The short, straightforward answer to this would be yes. Sharks are actually under serious threat. And it is not just in South Africa, it’s all across the world. Sharks face various threats, but the biggest threat of all comes from humans. Currently, it is estimated that up to 70 million sharks are killed by humans every year. They are killed for both recreational enjoyment as well as commercial gain. There are few laws or regulations in place to protect sharks, and getting these regulations in place is often next to impossible because there is plenty of money to be made off of “shark fishing”.

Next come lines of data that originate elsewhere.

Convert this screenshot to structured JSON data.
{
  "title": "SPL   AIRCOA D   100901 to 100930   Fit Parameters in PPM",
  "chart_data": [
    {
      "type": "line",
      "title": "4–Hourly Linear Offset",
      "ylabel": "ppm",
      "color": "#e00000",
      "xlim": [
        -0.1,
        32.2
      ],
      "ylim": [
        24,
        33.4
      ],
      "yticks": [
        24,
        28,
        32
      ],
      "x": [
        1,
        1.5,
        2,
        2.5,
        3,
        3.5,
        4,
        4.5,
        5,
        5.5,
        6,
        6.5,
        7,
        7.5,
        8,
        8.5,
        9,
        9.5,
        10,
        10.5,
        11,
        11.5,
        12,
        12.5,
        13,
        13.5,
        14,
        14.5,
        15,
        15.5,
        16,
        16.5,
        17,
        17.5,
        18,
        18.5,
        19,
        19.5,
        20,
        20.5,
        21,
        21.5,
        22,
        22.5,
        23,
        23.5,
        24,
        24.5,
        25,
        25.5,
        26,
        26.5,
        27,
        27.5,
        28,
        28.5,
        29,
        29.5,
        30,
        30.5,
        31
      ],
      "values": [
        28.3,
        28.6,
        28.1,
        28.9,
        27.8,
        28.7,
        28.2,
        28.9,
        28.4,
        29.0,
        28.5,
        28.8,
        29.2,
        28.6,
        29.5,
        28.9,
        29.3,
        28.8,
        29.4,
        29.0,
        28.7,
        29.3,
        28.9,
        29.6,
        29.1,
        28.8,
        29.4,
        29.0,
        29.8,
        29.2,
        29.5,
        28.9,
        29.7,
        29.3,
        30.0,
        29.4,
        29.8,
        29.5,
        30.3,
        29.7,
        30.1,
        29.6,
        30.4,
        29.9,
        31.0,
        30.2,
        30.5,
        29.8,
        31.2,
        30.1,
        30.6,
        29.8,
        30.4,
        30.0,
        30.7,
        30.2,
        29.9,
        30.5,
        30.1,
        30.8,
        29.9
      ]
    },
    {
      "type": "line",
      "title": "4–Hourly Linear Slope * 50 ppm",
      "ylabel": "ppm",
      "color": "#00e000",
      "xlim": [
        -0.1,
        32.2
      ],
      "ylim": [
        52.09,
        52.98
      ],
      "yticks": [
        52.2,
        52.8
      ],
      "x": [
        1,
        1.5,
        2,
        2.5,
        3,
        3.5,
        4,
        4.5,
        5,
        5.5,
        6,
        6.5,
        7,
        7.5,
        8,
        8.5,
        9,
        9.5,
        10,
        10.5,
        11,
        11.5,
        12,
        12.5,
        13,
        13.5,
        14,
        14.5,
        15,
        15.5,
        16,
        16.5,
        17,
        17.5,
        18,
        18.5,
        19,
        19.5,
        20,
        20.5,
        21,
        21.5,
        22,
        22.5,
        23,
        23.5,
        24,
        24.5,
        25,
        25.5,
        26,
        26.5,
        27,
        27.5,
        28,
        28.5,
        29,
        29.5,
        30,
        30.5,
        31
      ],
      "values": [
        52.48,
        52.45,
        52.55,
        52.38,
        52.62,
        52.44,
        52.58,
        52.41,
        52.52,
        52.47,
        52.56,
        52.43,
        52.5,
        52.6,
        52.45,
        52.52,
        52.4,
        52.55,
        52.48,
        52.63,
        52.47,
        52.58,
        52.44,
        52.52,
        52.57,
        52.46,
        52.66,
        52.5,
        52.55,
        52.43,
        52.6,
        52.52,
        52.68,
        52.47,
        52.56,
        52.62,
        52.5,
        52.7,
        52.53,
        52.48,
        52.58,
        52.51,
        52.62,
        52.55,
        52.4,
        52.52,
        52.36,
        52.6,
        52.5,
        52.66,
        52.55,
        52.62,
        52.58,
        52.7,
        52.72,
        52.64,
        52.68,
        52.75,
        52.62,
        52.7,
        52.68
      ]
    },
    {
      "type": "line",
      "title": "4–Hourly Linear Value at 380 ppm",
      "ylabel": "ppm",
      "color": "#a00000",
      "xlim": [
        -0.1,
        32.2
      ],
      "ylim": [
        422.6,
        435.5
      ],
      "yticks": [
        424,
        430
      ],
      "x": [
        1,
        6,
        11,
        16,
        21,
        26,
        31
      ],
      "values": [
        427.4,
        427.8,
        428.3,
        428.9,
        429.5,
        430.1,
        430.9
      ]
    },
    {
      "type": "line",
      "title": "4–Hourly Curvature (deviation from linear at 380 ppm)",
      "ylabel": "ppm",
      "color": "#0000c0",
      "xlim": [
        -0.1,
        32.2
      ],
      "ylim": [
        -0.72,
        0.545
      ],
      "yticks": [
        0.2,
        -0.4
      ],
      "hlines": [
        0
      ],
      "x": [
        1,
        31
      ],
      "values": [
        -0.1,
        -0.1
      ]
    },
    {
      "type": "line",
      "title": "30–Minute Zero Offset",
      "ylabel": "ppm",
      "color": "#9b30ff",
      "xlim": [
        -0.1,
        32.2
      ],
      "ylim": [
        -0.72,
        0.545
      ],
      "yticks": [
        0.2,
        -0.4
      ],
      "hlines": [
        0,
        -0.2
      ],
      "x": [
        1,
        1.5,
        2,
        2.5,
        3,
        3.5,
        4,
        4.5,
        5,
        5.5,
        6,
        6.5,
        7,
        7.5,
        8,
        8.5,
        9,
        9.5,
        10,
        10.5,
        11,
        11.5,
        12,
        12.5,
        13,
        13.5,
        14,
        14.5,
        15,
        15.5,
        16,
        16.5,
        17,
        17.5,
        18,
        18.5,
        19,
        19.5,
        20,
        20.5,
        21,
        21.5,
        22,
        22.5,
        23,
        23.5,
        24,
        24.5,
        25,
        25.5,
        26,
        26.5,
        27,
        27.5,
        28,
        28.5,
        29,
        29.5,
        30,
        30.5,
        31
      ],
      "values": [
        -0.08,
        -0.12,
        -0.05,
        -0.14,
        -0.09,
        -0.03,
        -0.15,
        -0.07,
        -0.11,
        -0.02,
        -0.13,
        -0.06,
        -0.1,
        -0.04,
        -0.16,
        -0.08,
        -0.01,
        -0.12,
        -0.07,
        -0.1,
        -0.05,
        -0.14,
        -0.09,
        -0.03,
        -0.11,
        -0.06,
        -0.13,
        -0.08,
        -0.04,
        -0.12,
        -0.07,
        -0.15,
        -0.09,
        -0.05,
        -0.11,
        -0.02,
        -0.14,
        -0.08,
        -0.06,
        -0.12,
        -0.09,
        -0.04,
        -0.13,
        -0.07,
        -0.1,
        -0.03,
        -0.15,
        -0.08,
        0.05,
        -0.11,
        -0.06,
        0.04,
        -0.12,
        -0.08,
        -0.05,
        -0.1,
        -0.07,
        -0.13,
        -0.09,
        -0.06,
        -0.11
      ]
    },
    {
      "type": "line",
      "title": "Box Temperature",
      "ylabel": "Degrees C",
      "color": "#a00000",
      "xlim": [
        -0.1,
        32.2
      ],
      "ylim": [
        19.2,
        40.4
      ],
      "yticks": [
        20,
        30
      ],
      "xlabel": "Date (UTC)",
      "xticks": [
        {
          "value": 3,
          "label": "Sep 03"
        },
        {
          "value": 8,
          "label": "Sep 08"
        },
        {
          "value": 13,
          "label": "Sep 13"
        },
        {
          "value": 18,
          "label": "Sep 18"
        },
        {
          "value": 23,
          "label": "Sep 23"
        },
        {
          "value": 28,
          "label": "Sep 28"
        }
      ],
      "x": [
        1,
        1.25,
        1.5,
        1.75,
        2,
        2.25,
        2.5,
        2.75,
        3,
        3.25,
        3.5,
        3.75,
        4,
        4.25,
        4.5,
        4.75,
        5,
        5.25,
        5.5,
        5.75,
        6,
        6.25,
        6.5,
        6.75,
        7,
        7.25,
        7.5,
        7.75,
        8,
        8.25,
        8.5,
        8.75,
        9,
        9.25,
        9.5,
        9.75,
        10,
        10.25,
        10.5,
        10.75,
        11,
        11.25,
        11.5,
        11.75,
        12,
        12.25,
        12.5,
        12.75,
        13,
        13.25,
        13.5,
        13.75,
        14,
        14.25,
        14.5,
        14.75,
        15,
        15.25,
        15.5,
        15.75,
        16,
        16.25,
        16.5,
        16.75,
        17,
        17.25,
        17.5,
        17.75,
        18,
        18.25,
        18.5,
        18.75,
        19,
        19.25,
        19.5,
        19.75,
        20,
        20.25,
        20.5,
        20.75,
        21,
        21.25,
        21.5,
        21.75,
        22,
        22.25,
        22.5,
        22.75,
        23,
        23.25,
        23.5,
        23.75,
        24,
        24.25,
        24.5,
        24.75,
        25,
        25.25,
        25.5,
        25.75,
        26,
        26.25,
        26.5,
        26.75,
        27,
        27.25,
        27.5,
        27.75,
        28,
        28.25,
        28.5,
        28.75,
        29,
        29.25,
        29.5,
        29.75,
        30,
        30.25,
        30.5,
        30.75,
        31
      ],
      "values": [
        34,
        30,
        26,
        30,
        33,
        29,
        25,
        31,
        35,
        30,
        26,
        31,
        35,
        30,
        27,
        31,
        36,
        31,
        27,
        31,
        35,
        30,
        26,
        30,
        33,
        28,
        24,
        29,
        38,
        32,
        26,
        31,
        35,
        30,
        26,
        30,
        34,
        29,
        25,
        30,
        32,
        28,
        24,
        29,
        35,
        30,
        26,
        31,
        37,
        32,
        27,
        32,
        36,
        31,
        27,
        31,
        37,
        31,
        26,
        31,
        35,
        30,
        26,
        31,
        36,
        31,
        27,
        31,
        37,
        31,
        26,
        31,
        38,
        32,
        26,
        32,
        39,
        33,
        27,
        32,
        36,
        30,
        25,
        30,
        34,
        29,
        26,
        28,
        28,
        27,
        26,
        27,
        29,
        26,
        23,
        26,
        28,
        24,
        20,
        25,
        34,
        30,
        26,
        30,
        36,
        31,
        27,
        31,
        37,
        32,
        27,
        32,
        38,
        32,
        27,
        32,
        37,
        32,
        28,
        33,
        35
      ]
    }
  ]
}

Over the years, finning has become a big problem. The sharks are captured, their fins are hacked off and the bodies are thrown back into the ocean. Between 26 million and 73 million sharks are killed for their fins each year, an act that is fuelling the shark fin market. In Asian countries, in particular, shark fin soup is a popular meal which has made it a profitable market. Along with shark fins, shark skin and shark oils are also sought after by various industries.
Fishing is not the only way that humans are bringing shark populations under threat. Pollution, coastal development, and damage to their habitats are all to blame. Most shark species grow slowly and naturally have low reproduction rates. With millions of sharks killed, topped with the slow birth rates, we're seeing a massive and troubling decline in the population numbers. Strict laws and the enforcement of these laws is important and divers can help! Each time you go shark diving, you are helping the species by both raising awareness and by raising money for conservation efforts.